Energy and Natural Resources Market Cheat Sheet (May 30, 2011)

Energy and Natural Resources Market Cheat Sheet (May 30, 2011)

The Baltic Dry Index, once an accurate indicator of commodity demand and global economic activity, rose 0.5 percent to 1,474 points, the biggest weekly gain since March, on speculation that record scraping will ease an oversupply of capsize vessels. Ship owners have been incentivized to demolish older/obsolete vessels due to rising marine fuel costs and attractive scrap prices. In fact, this trend may strengthen given that shipping rates are still well below operating rates. Looking ahead, this rally may signal a bottom for the Baltic, particularly given exceptionally strong demand for commodities among emerging market countries that are rapidly building new infrastructure to support economic growth and to become competitive in the global marketplace.

Durable Goods

Strengths

  • The Department of Energy statistics this week reflect the rebounding U.S. oil demand from lackluster indications at the start of the month. The initial 18.1 million barrel per day reading on total demand has been followed by 18.5 million barrels per day and 18.9 million barrels per day in the latest release, as the return of refineries and petrochemical plants from outages helped ease some of the earlier noise.
  • China’s daily output of crude steel reached a new high in the first 10 days of May at 1.95 million tons, despite worries about monetary tightening and power shortages, according to the China Iron and Steel Association.
  • The Japan Copper and Brass Association reported this week that Japan’s output of rolled copper product rose 3.1 percent in April from March, with manufacturers ramping up production ahead of power shortages slated for the summer.
  • Copper premiums in China climbed to a seven month high this week. Premiums paid by Chinese importers over the London cash price are being quoted as high as $120 a metric ton on a cost. Premiums are at the highest level since October and compares with about $70 at the start of May.
  • Chinese oil demand is running higher year-over-year, up 11.5 percent to an impressive 947,000 barrels per day.
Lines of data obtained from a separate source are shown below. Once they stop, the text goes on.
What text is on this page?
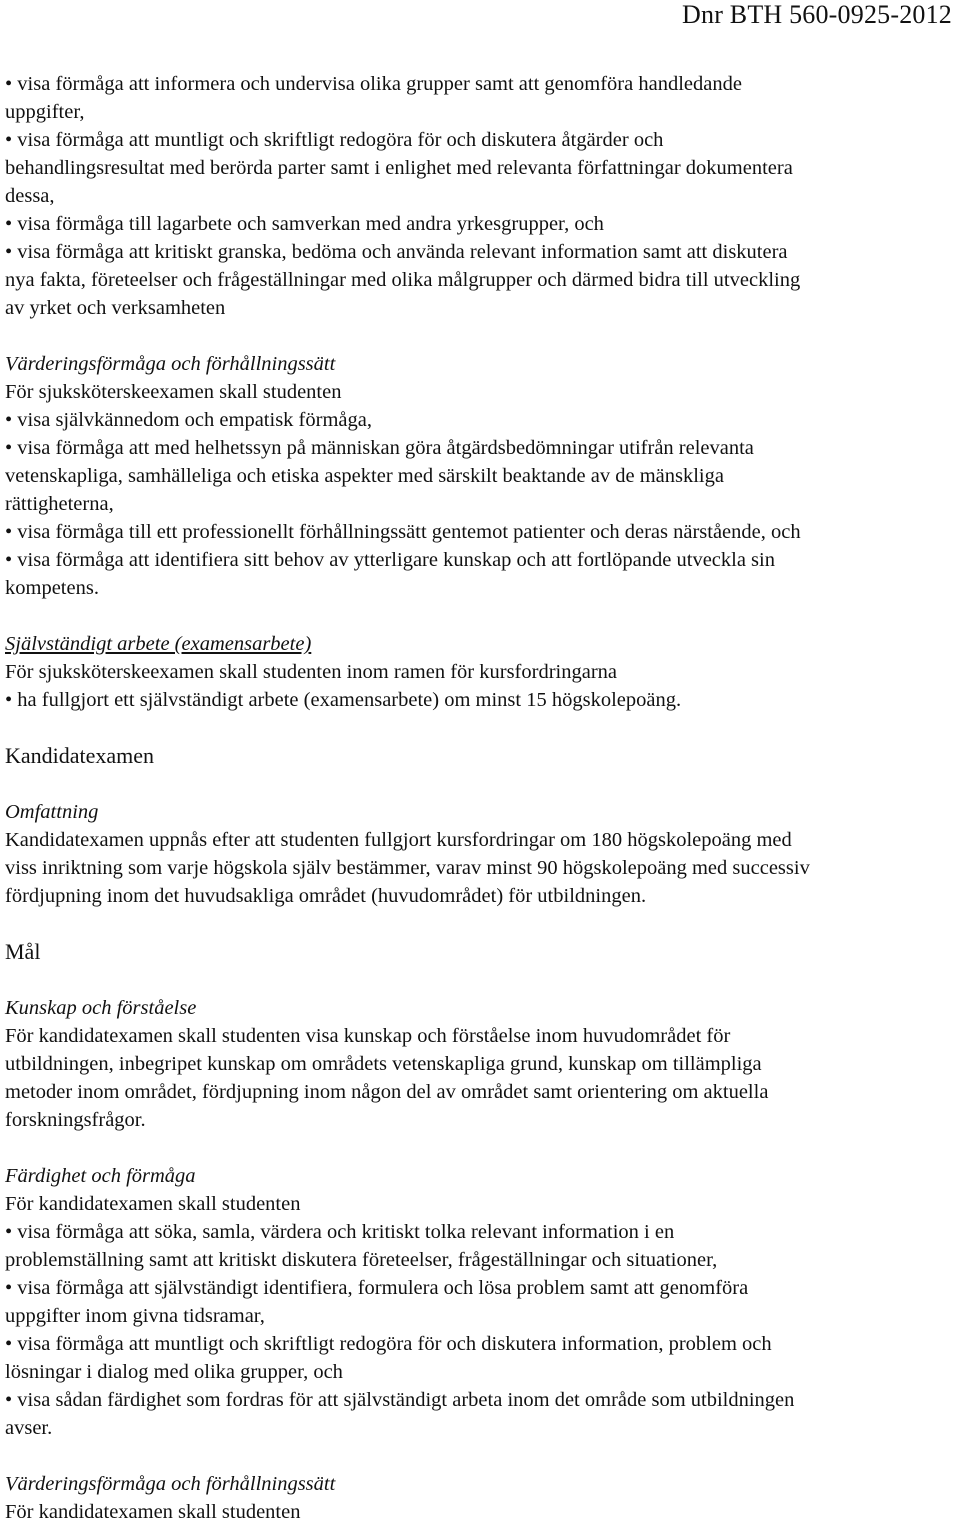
Dnr BTH 560-0925-2012
• visa förmåga att informera och undervisa olika grupper samt att genomföra handledande
uppgifter,
• visa förmåga att muntligt och skriftligt redogöra för och diskutera åtgärder och
behandlingsresultat med berörda parter samt i enlighet med relevanta författningar dokumentera
dessa,
• visa förmåga till lagarbete och samverkan med andra yrkesgrupper, och
• visa förmåga att kritiskt granska, bedöma och använda relevant information samt att diskutera
nya fakta, företeelser och frågeställningar med olika målgrupper och därmed bidra till utveckling
av yrket och verksamheten
Värderingsförmåga och förhållningssätt
För sjuksköterskeexamen skall studenten
• visa självkännedom och empatisk förmåga,
• visa förmåga att med helhetssyn på människan göra åtgärdsbedömningar utifrån relevanta
vetenskapliga, samhälleliga och etiska aspekter med särskilt beaktande av de mänskliga
rättigheterna,
• visa förmåga till ett professionellt förhållningssätt gentemot patienter och deras närstående, och
• visa förmåga att identifiera sitt behov av ytterligare kunskap och att fortlöpande utveckla sin
kompetens.
Självständigt arbete (examensarbete)
För sjuksköterskeexamen skall studenten inom ramen för kursfordringarna
• ha fullgjort ett självständigt arbete (examensarbete) om minst 15 högskolepoäng.
Kandidatexamen
Omfattning
Kandidatexamen uppnås efter att studenten fullgjort kursfordringar om 180 högskolepoäng med
viss inriktning som varje högskola själv bestämmer, varav minst 90 högskolepoäng med successiv
fördjupning inom det huvudsakliga området (huvudområdet) för utbildningen.
Mål
Kunskap och förståelse
För kandidatexamen skall studenten visa kunskap och förståelse inom huvudområdet för
utbildningen, inbegripet kunskap om områdets vetenskapliga grund, kunskap om tillämpliga
metoder inom området, fördjupning inom någon del av området samt orientering om aktuella
forskningsfrågor.
Färdighet och förmåga
För kandidatexamen skall studenten
• visa förmåga att söka, samla, värdera och kritiskt tolka relevant information i en
problemställning samt att kritiskt diskutera företeelser, frågeställningar och situationer,
• visa förmåga att självständigt identifiera, formulera och lösa problem samt att genomföra
uppgifter inom givna tidsramar,
• visa förmåga att muntligt och skriftligt redogöra för och diskutera information, problem och
lösningar i dialog med olika grupper, och
• visa sådan färdighet som fordras för att självständigt arbeta inom det område som utbildningen
avser.
Värderingsförmåga och förhållningssätt
För kandidatexamen skall studenten
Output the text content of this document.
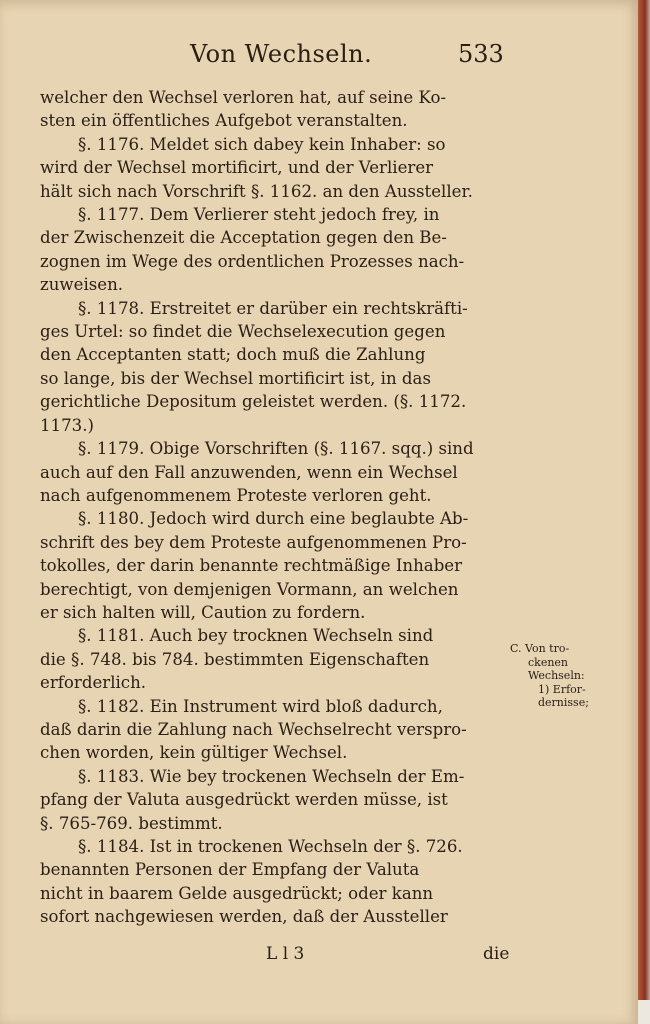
Von Wechseln.	533

welcher den Wechsel verloren hat, auf seine Ko-
sten ein öffentliches Aufgebot veranstalten.

§. 1176. Meldet sich dabey kein Inhaber: so
wird der Wechsel mortificirt, und der Verlierer
hält sich nach Vorschrift §. 1162. an den Aussteller.

§. 1177. Dem Verlierer steht jedoch frey, in
der Zwischenzeit die Acceptation gegen den Be-
zognen im Wege des ordentlichen Prozesses nach-
zuweisen.

§. 1178. Erstreitet er darüber ein rechtskräfti-
ges Urtel: so findet die Wechselexecution gegen
den Acceptanten statt; doch muß die Zahlung
so lange, bis der Wechsel mortificirt ist, in das
gerichtliche Depositum geleistet werden. (§. 1172.
1173.)

§. 1179. Obige Vorschriften (§. 1167. sqq.) sind
auch auf den Fall anzuwenden, wenn ein Wechsel
nach aufgenommenem Proteste verloren geht.

§. 1180. Jedoch wird durch eine beglaubte Ab-
schrift des bey dem Proteste aufgenommenen Pro-
tokolles, der darin benannte rechtmäßige Inhaber
berechtigt, von demjenigen Vormann, an welchen
er sich halten will, Caution zu fordern.

§. 1181. Auch bey trocknen Wechseln sind
die §. 748. bis 784. bestimmten Eigenschaften
erforderlich.

§. 1182. Ein Instrument wird bloß dadurch,
daß darin die Zahlung nach Wechselrecht verspro-
chen worden, kein gültiger Wechsel.

§. 1183. Wie bey trockenen Wechseln der Em-
pfang der Valuta ausgedrückt werden müsse, ist
§. 765-769. bestimmt.

§. 1184. Ist in trockenen Wechseln der §. 726.
benannten Personen der Empfang der Valuta
nicht in baarem Gelde ausgedrückt; oder kann
sofort nachgewiesen werden, daß der Aussteller

C. Von tro-
ckenen
Wechseln:
1) Erfor-
dernisse;
L l 3	die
Gasoline is up 13.8 percent and diesel has increased by 13.3 percent year-over-year.

Weaknesses

  • Steel output in Japan, the world’s second largest producer, fell 6.3 percent in April year-over-year after the nation’s worst earthquake damaged plants and cut demand from customers including carmakers, reported by the Japan Iron and Steel Federation this week.
  • According to the State Grid Corp of China, power deficit will amount to 30 gigawatts this summer and could rise to 40 gigawatts if thermal coal market tightens and water levels are below normal. The northern province of Hebei may face power shortfalls of up to 3.03 million kilowatts, the biggest gap since 2004.
  • The National Union of Mineworkers, South Africa’s biggest labor organization is asking for a 14 percent pay increase, more than three times the inflation rate, according to employers represented by the Chambers of Mines.

Opportunities

  • According to China’s National Bureau of Statistics, China’s annual demand for coking coal will rise by 180 million tons by 2015.
  • India’s Department of Mines and geology has ordered a halt to operations at 99 iron ore mines in the Hispet-Bellary region in the south of Karnataka state, pending a survey. This will further weaken exports from India, which are already 12 million tons down year-over-year in the January through May 2011 period (Karnataka ports accounts for 5.3 million tons).
  • According to Bombay Bullion Association President Prithvitraj Kothari, gold imports by India may rise to an all-time high in 2011 if the nation receives a good monsoon rainfall. Rainfall would result in boosting rural income and purchases could reach 1,000 metric tons; without good rain imports would stay between 650 tons to 700 tons.

Threats

  • The International Lead and Zinc Study Group showed that the global zinc metal production registered a surplus of 111,000 tons in the first three months of 2011 over zinc metal usage.
  • Chinese coal prices rose for ninth consecutive week, up $1.54 per ton last week to average $133.28 per ton for the week at Qinhuangdao port.
  • Iran’s crude reserves increased by 758 million barrels per day following the discovery of a deposit of light oil in southern Iran.